Anderson explains that, especially in the context of emotional abuse experienced early in life, this may be because it impacts the mental template you have for what a relationship looks like. This was also confirmed by study4 that followed women who had experienced emotional abuse in childhood, and found that they were six times more likely to experience emotional abuse in their romantic relationships later in life.

One theory is that the person is attempting to create a similar situation to handle it differently and break the pattern. Unfortunately, this usually results in the person finding themselves in a romantic relationship that is abusive.

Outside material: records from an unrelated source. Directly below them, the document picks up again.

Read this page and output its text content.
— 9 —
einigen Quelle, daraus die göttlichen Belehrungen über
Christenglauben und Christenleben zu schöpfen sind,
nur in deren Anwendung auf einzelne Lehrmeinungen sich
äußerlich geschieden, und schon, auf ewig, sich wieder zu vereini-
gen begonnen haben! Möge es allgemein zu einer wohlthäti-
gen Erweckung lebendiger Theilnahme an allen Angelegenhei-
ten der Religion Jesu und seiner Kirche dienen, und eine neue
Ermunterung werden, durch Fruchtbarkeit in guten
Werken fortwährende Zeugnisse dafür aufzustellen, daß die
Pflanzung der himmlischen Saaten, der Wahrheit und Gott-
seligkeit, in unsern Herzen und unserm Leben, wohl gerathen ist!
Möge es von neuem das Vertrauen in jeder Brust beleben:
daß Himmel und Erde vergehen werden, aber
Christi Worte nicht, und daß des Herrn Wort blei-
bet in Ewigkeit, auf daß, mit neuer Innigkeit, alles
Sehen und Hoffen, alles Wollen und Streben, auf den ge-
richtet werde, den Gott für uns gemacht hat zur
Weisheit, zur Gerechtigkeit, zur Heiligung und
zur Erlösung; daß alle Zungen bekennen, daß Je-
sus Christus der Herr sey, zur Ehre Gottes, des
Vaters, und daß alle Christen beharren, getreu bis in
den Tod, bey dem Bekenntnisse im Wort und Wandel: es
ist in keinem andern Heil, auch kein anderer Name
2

Anderson works with patients to make sure that they recognize signs of emotional abusers in future relationships. He recommends Internal Family Systems (IFS) therapy for many of his patients that have experienced emotional abuse.

This form of therapy focuses on healing the emotional wounds that were created by past relationships. Once someone has addressed this, people are less likely to reenact unhealthy relationship patterns later in life.

Treatment Methods and Coping Mechanisms for Complex PTSD

Bessel van der Kolk, a psychiatrist and researcher best known for writing “The Body Keeps the Score,” notes in a paper that complex PTSD requires what he refers to as phase-oriented treatment.

He breaks this down into six phases, all of which could require different types of medications and therapies.

Phase six addresses coping mechanisms, however you can find all of the phases below:5

  1. Symptom management: Medication is key for most people with PTSD, so seeing a medical professional is important. Meditation/mindfulness can be more damaging for some people with PTSD, and grounding tools tend to be more helpful.
  2. Create narratives: This involves patience, and is done with the help of a licensed therapist, where you’ll learn to identify and describe feelings and habits in daily life. Many times, trauma patients will associate negative experiences with negative feelings, which can cause them to overreact to basic inconveniences. Identifying their feelings can help them understand that just because they feel stressed, it doesn’t mean that they are about to experience a traumatic situation.
  3. Recognize repetitive patterns: Once patients learn to identify their feelings, they can identify the actions that they set in motion.
  4. Connect internal states and actions: This is particularly useful for people who respond to unwanted emotions with attempts to regulate like gambling, drinking, or self-harm. Once people can understand what emotions lead them to seek these coping habits, they can start to change them.
  5. Identifying traumatic memory nodes: van der Kolk has found that EMDR and body-oriented therapies tend to work well for patients with complex PTSD. Both of these types of therapies prioritize being present in and in the moment, which can help people learn to feel safe and comfortable facing old memories since they can learn that they are firmly in the past despite the emotional reactions that they tend to cause.
  6. Learn interpersonal connections: A lot of people with complex PTSD struggle to work with others because it requires trust, which is something they’ve learned to be wary of due to their histories of abuse or trauma. Establishing stronger relationships and healthier patterns will help people cope as they move forward.